— Antoine ! Antoine !
— Mmmh ?
— Antoine ! Tu rêves ? Nous t’attendons pour la débauche.
— Aaaaaaaaah ! Mais qu’est-ce que je fais ici ? Ne me touchez pas !
— Oh, qu’il est grognon au réveil ! Antoine chéri, c’est l’heure de l’orgie. Bisous !
— Arrière, tentatrice !
— Pas de bisous ? On passe aux choses sérieuses tout de suite ?
— Noooon ! Lâchez ma bure ! (Mais pourquoi suis-je accoutré ainsi ?)
— Tu ne veux pas t’amuser avec nous ? Regarde, nous manquons d’hommes cette nuit. Guy est déjà bien occupé avec nos copines, il ne sait plus ou donner de la…

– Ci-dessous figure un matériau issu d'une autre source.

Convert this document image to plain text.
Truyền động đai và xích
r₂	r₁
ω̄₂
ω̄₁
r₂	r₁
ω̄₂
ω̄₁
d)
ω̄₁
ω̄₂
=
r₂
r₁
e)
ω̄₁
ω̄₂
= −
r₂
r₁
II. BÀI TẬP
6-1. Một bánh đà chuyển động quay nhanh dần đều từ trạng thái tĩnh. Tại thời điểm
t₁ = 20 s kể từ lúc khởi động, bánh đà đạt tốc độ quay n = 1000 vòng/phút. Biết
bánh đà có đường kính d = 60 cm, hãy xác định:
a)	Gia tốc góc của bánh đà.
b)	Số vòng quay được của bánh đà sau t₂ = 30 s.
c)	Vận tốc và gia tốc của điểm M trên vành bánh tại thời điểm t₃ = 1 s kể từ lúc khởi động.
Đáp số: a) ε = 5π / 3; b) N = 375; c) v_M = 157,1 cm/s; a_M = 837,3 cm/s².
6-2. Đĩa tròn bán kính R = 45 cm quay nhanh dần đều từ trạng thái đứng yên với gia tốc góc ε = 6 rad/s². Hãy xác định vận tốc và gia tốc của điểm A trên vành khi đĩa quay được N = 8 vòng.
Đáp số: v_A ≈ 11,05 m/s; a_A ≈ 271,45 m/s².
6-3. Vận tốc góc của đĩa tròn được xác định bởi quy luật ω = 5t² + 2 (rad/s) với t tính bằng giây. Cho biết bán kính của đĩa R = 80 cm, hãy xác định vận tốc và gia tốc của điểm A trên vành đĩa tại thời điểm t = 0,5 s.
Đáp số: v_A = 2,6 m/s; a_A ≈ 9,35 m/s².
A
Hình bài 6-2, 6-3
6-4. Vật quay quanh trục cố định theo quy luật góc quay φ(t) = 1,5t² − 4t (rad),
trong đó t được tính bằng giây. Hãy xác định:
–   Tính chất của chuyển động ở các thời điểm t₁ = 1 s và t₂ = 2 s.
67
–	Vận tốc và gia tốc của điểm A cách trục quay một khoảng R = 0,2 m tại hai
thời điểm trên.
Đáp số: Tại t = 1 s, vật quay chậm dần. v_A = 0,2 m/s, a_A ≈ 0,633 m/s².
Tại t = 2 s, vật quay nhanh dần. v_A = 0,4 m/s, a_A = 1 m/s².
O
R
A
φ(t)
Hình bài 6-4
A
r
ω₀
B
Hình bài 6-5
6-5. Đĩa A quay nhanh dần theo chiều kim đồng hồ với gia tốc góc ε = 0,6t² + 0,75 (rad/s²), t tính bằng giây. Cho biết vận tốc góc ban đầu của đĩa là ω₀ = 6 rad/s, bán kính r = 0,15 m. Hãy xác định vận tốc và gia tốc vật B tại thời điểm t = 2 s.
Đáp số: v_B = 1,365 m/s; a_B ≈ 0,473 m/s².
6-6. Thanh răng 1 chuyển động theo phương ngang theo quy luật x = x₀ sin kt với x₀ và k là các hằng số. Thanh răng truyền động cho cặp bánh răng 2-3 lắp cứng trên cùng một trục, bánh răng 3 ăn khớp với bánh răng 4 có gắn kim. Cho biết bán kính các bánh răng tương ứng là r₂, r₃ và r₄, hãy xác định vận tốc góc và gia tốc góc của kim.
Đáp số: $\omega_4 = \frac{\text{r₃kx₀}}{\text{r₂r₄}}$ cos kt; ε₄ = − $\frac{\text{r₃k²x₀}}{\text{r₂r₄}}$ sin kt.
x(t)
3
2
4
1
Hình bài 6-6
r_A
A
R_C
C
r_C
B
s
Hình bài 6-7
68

— Je ne veux pas le savoir ! Je pratique la rétention du sperme pour devenir un homme supérieur.
— Ah, un moine chrétien-taoïste ? C’est singulier. Mais il faut pratiquer chéri, sinon ton zizi va s’atrophier. Tu peux me faire de la rétention partout-partout. J’aime quand c’est dur et que ça dure…
— Non, je dois garder mon énergie virile pour atteindre mes objectifs.
— Mais quels objectifs ? Nous ne sommes pas assez jolies pour toi ? Pas assez jeunes ? Pas assez douces ? Quels meilleurs objectifs pour un homme que de caramboler moult jeunes femmes ?
— Je me réserve pour une femme vertueuse, loyale et sage. Pas une troupe de nymphomanes dépravées.
— Dépravé toi-même, petit cochon frustré ! Tu vois chouchou, si tu avais plus d’expérience, tu saurais que les femmes ne sont préoccupées que d’elles-mêmes, fort peu sages et fidèles à leurs seules impulsions.
— Je ne vous crois pas. Laissez-moi sortir d’ici ! Et d’abord : où suis-je ?
— Dans la chambre des rêves, chéri. Ton esprit a laissé ton corps se reposer. Il a poussé la petite porte qui mène à l’inconscient. Ici vivent tes désirs refoulés : des blondes, des rousses, peu de brunes. Tu n’aimes pas les brunes ? Pas assez coquines dans tes fantasmes ?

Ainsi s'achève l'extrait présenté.